Hayatın Bedeli
Aylar önce köklenmiş bir menekşe yaprağının, uzun zaman sonra çoğalan yaprakları ve nihayetinde kendisinden yapraklar doğan ana kökle vedalaşma zamanı… Her şeyin bir bedeli olduğunun somut temsiliydi bu çiçek… Hayat, hiçbir şeyi hiç kimsenin yanına bırakmaz yahut hiçbir iyilik mükâfatsız kalmaz, diyordu bitkinin gelişim süreci… Yine karışmış zihni, elle tutulup gözle görülmez düşünceler bekçisi mübarek! Düşüncenin ekmek kazandırmadığını biliyor oysa ki… Ekmek, garip gurebanın emeği değil mi?

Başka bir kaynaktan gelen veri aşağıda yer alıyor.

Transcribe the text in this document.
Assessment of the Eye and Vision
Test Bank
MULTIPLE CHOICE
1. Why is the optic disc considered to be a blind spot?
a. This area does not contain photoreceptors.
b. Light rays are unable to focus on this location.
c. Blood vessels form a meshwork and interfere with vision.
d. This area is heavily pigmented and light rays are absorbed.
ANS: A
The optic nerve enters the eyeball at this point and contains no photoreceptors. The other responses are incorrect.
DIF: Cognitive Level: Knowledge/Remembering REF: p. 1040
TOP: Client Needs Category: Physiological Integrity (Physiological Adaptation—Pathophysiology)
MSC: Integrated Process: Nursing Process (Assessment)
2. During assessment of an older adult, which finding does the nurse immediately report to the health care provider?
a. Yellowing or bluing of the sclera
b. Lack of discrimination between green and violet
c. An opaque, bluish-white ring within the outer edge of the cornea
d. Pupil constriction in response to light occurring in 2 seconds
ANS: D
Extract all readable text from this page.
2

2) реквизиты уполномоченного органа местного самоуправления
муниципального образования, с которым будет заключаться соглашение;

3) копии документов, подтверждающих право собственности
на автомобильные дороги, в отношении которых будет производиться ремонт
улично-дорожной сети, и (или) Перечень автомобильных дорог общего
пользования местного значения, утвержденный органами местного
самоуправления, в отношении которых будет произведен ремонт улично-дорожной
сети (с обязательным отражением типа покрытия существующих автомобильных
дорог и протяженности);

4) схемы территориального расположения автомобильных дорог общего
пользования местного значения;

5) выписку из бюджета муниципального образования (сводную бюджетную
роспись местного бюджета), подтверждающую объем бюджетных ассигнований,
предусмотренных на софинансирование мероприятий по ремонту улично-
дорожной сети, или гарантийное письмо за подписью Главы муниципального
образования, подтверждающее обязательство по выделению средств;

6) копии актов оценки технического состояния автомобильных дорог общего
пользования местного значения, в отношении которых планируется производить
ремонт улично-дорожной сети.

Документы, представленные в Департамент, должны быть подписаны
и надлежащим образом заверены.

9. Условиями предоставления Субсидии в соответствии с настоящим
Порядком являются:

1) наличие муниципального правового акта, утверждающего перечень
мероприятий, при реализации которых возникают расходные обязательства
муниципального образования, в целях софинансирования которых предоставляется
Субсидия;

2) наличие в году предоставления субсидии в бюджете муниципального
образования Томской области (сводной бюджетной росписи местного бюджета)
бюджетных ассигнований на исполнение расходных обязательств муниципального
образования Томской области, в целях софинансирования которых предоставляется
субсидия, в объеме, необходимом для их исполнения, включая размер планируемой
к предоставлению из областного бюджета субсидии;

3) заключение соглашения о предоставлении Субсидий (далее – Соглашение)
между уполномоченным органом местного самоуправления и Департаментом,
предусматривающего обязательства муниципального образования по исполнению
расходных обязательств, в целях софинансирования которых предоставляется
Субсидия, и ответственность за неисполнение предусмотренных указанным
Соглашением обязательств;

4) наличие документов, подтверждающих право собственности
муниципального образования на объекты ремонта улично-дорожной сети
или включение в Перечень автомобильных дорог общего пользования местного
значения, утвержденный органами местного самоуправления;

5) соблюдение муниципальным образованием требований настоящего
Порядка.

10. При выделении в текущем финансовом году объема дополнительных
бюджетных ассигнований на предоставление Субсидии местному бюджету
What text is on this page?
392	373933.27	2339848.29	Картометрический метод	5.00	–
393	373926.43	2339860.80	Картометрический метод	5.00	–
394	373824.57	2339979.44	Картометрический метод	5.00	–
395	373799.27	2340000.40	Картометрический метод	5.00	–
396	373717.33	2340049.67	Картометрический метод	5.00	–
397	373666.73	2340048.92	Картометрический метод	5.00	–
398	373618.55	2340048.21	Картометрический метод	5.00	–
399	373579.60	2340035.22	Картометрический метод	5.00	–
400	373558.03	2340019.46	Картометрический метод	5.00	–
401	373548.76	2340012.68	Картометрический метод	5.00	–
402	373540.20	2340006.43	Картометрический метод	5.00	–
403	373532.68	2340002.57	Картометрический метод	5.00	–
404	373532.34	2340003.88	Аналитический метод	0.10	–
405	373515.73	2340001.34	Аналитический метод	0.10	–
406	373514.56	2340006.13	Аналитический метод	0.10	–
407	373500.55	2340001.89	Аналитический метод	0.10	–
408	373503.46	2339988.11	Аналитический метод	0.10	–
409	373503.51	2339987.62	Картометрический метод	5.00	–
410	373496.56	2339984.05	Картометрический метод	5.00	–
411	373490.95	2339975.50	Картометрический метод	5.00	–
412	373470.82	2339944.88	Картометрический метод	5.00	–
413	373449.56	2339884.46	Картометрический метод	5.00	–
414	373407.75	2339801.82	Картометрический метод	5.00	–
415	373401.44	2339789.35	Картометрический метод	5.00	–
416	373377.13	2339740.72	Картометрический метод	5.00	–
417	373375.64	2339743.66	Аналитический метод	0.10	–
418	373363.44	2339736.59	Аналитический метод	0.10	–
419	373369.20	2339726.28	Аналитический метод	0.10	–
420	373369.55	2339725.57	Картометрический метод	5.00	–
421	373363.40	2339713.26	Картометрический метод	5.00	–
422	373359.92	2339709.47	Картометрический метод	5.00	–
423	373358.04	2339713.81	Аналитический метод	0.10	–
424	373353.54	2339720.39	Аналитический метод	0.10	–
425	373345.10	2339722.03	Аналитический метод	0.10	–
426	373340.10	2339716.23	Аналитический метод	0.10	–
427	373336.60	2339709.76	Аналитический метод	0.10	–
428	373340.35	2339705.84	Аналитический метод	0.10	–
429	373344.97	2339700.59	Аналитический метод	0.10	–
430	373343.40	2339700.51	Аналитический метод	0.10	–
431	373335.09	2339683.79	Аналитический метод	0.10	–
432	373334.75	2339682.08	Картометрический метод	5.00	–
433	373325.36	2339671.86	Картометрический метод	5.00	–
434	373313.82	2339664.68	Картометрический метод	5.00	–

Az sonra kırmızı bir karanfil buldu, hafifçe tıklanan kapıda… Tıpkı o türküde söylendiği gibi “Kınıfır bed renk olur/Aşka düşen denk olur/İsterem başıya gele ah bir gele vah bir gele/Göresen ne renk olur…” Özlemişti… Türküleri, mevsimleri, insanları, yer sofrasında yoğurulan çiğ köfteleri… En çok bayramları, toplu iftarları, mangal ateşinde kahveleri… Sıla hasreti başkaydı işte, yeri dolmuyordu; ansızın kapıya düşen bir karanfil insanı mazide derin ve ıssız bir yolculuğa çıkarabiliyordu. Vuslat hasrete bağlıydı ama kader, kim bilir kimlere hasretti…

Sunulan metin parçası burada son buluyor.